Seven months into the fiscal year and financially Star Valley is keeping its head above water. While its neighboring town continues to drown in financial shortfalls, Star Valley’s financial consultant reports the town is doing well thanks to solid reserves and a gain in sales tax and photo enforcement revenue.

In November, when the number of photo enforcement tickets began decreasing rapidly, council members worried that they may fall

short of the $1 million it was expected to bring in. They hired Smith late last year to analyze the town’s budget, current standing and prepare next year’s budget.

In a progress report released by Town Manager Tim Grier at a meeting Feb. 17, all signs point to a profitable year for the town entering its fourth year of existence. But with state-shared income tax and other state funds decreasing as a result of the recessive economy, Star Valley will come in under budget in some areas, which could take away from its plans to start a reserve fund. The town is also facing a possible $160,000 hike in its police

contract and Intergovernmental Agreement with the courts for ticket processing.

Photo enforcement revenue is the single largest source of revenue for the town, but also the most unpredictable, said Glenn Smith, the town’s financial consultant.

“The use of these funds must be done with the understanding that they may or may not continue at its current collection rate,” he said.

Even with its unpredictable nature, after seven months, ticket revenue is almost $200,000 above budget, increasing nearly 9 percent from December to January. Smith predicts the town will make its budget of a million dollars in revenue by year-end if the current rate continues.

Revenue numbers do not take into account operating expenses, such as employees, paying Redflex Traffic Systems, which owns the two cameras and reviews each ticket and accompanying photo for accuracy.

Calculating how much the town can consistently make off the tickets is a priority in the new budget for Smith and Grier.

According to Smith’s records for the period ending Jan. 31, the town has around $750,000 sitting in the bank unreserved, as a result of bringing in $1.6 million during the first seven months of the fiscal year and spending around $878,000.

Although the town has $750,000 sitting in the bank, at the end of November the town reported having $1.3 million in the bank.

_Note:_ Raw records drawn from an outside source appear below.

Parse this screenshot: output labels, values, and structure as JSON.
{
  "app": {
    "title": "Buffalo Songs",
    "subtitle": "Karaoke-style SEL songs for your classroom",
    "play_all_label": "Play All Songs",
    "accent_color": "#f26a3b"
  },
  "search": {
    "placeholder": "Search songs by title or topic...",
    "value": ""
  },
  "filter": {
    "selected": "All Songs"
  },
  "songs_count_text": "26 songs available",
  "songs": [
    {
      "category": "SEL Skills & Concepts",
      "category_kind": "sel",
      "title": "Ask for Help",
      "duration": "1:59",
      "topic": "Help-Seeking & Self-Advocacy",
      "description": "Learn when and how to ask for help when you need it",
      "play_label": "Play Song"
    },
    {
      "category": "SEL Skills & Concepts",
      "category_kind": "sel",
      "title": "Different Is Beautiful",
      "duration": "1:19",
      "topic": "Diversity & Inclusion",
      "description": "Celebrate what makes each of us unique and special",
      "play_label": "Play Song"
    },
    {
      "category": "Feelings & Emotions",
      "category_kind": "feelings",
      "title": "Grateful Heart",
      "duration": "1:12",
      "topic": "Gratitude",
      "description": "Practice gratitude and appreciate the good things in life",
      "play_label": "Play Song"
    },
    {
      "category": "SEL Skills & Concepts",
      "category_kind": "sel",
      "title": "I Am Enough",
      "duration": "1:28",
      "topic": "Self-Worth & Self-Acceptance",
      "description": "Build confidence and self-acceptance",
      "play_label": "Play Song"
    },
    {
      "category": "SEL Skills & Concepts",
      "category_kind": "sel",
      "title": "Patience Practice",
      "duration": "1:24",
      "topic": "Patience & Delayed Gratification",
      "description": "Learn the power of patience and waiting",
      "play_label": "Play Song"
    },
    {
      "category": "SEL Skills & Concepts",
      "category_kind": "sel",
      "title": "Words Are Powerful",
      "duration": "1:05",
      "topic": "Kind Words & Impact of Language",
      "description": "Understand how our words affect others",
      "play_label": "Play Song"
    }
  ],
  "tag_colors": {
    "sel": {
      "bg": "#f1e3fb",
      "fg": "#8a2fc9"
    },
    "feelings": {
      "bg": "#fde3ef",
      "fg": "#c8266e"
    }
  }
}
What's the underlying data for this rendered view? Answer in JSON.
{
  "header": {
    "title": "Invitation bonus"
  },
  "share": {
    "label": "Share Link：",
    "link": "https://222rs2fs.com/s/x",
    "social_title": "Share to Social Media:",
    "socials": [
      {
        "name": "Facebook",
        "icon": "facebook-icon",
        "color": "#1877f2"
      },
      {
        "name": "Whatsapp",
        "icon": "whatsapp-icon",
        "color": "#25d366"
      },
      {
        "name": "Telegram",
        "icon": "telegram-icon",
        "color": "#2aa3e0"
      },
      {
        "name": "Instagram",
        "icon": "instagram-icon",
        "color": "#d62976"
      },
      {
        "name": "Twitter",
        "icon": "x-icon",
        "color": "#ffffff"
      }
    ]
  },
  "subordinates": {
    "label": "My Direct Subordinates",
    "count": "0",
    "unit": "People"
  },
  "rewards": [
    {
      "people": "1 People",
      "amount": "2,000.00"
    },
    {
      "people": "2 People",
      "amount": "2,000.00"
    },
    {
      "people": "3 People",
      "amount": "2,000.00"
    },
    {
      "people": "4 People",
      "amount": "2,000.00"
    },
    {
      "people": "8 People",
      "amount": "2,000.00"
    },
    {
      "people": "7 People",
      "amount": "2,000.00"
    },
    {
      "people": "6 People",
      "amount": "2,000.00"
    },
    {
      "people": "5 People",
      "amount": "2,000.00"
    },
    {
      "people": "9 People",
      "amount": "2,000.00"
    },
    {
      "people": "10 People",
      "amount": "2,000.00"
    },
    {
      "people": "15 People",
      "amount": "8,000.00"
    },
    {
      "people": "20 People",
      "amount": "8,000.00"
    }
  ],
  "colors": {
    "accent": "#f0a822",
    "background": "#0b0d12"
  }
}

This drop of $550,000 could be due to the fact the town spent an additional $340,000 in December and January, up from $540,000 for the first five months of the fiscal year.

The town’s major sources of revenue, besides photo tickets, are sales tax, income tax and various state grants, including highway user funds.

State shared sales tax came in almost $8,000 under budget through Jan. 31.

“If this reduction in revenue amounts continue through June 2009, I am estimating that you will only get about 89.9 percent of your budget, a loss of $18,400,” Smith said.

Other revenue sources feeling the economic pinch include the auto in lieu tax and highway users fund, which both came in 8 percent under budget. Smith predicts both will come in between 12 and 16 percent under budget for the year.

The town’s sales tax revenue continues to outperform the budget, raking in $11,000 more than budgeted.

Smith said former Town Manager Vito Tedeschi budgeted very conservatively for town sales tax, which is now working to the town’s advantage.

“I am currently projecting that you will come in about 8 percent or around $33,000 above your budget, Smith said.

Grier and Smith still say the town needs to create a rainy day fund. Once the expenditure and revenue budgets are revised, Smith will present the town with a better outlook on how much they need to save.